Eigenlijk bleek George een vriendelijke, zachtmoedige sul te zijn die bij het
jaarlijks assault, het grote adelborstenfeest dat bekend staat als ‘de droom van
elk jong meisje’, alleen een ernstig brillend nichtje mee kon krijgen. Ik heb
hem maar één keer kwaad gezien. Dat was toen hij deel moest nemen aan een
militair uitstapje en zijn moeder hem zijn boterhammen in een klein, opvouwbaar
trommeltje wilde meegeven.
‘Dat kan niet, ma!’ riep hij uit, ‘dat is burgerlijk. Ik moet gewoon in een
restaurant kunnen gaan met de lui.’
Zijn martiale beroepskeuze was niet uitgegaan van hem zelf, maar van zijn vader,
een man die in Leiden had gestudeerd en de jaren in het corps nooit te boven
kwam. Hij had een onbeduidende functie op een fabriek van snelwegers, maar in
ledige uren voerde hij een zekere staat. Herhaaldelijk wees hij ministers en
staatssecretarissen in de krant aan en zei, in het studentendialect dat hij nog
altijd sprak: ‘Da's nog een vrindje van me.’
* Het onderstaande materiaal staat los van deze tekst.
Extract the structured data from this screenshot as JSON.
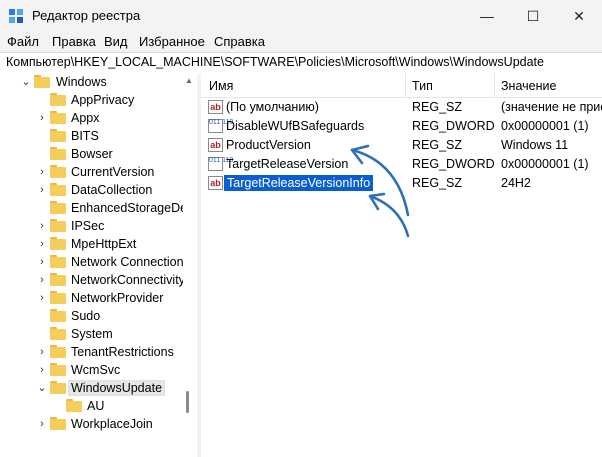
{
  "window": {
    "title": "Редактор реестра",
    "controls": {
      "minimize": "—",
      "maximize": "☐",
      "close": "✕"
    }
  },
  "menu": [
    {
      "label": "Файл"
    },
    {
      "label": "Правка"
    },
    {
      "label": "Вид"
    },
    {
      "label": "Избранное"
    },
    {
      "label": "Справка"
    }
  ],
  "address": "Компьютер\\HKEY_LOCAL_MACHINE\\SOFTWARE\\Policies\\Microsoft\\Windows\\WindowsUpdate",
  "tree": {
    "parent": "Windows",
    "items": [
      {
        "label": "AppPrivacy",
        "expandable": false
      },
      {
        "label": "Appx",
        "expandable": true
      },
      {
        "label": "BITS",
        "expandable": false
      },
      {
        "label": "Bowser",
        "expandable": false
      },
      {
        "label": "CurrentVersion",
        "expandable": true
      },
      {
        "label": "DataCollection",
        "expandable": true
      },
      {
        "label": "EnhancedStorageDev",
        "expandable": false
      },
      {
        "label": "IPSec",
        "expandable": true
      },
      {
        "label": "MpeHttpExt",
        "expandable": true
      },
      {
        "label": "Network Connection",
        "expandable": true
      },
      {
        "label": "NetworkConnectivity",
        "expandable": true
      },
      {
        "label": "NetworkProvider",
        "expandable": true
      },
      {
        "label": "Sudo",
        "expandable": false
      },
      {
        "label": "System",
        "expandable": false
      },
      {
        "label": "TenantRestrictions",
        "expandable": true
      },
      {
        "label": "WcmSvc",
        "expandable": true
      },
      {
        "label": "WindowsUpdate",
        "expandable": true,
        "expanded": true,
        "selected": true
      },
      {
        "label": "AU",
        "expandable": false,
        "child": true
      },
      {
        "label": "WorkplaceJoin",
        "expandable": true
      }
    ]
  },
  "values_table": {
    "headers": {
      "name": "Имя",
      "type": "Тип",
      "data": "Значение"
    },
    "rows": [
      {
        "name": "(По умолчанию)",
        "type": "REG_SZ",
        "data": "(значение не присвоено)",
        "icon": "string-value-icon",
        "kind": "sz"
      },
      {
        "name": "DisableWUfBSafeguards",
        "type": "REG_DWORD",
        "data": "0x00000001 (1)",
        "icon": "dword-value-icon",
        "kind": "dw"
      },
      {
        "name": "ProductVersion",
        "type": "REG_SZ",
        "data": "Windows 11",
        "icon": "string-value-icon",
        "kind": "sz"
      },
      {
        "name": "TargetReleaseVersion",
        "type": "REG_DWORD",
        "data": "0x00000001 (1)",
        "icon": "dword-value-icon",
        "kind": "dw"
      },
      {
        "name": "TargetReleaseVersionInfo",
        "type": "REG_SZ",
        "data": "24H2",
        "icon": "string-value-icon",
        "kind": "sz",
        "selected": true
      }
    ]
  },
  "icon_glyphs": {
    "sz": "ab",
    "dw": "011 110"
  },
  "colors": {
    "accent": "#0a5fd0",
    "annotation_arrow": "#2f6fb8",
    "folder": "#f5cd5b"
  }
}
En dan kwam er een verhaal - hoe zo'n man eens opmerkelijk lang had gekotst, of
een bierestafette gewonnen. Als de vader, in verband met de snelwegers, in de
buurt van Den Helder moest zijn, meldde hij zich wel eens bij het bouwwerk waar
de adelborsten intern zijn. Thuis gekomen deed hij er verslag van op verzaligde
toon. Hij was eerst te woord gestaan door een oude beroepsmilitair van lage
rang, die zijn lichaam voor hem had uitgestrekt en de hand naar een petje had
gebracht. Daarop had de man gezegd: ‘Als u alstublieft een ogenblik wilt
plaatsnemen, dan zal ik eens gaan zien of de jonker er op het moment is.’
Op dat woord ‘jonker’ zoog hij of het een fondantje was. Kees zat erbij, met
grimmige verachting. Ik begrijp nu wel, dat hij een enorm vaderprotest beleefde
in de Jongeren Vredes Actie, waarvan ik alleen deel uitmaakte omdat het een
soort speeltuin was van de beginselen mijner ouders, waarin zij mij met
welbehagen zagen ravotten. George was te zacht en te welwillend voor protest.
Hij nam braaf de gestalte aan van pa's gemiste droom.
Goed, de jaren gingen voorbij en ik verloor Kees uit het oog. Maar kort na de
bevrijding kwam ik hem op straat tegen, mager van de honger, maar welgemoed
omdat nu eindelijk de eeuwige vrede was aangebroken. We praatten wat en
eindelijk vroeg ik, op de spottende toon die wij voor dit onderwerp samen
plachten te bezigen: ‘En - hoe is het met George en zijn ponjaard?’
‘Hij is gesneuveld bij de slag in de Java Zee,’ antwoordde hij.
Ik heb maar niet gevraagd of zijn vader nog leefde.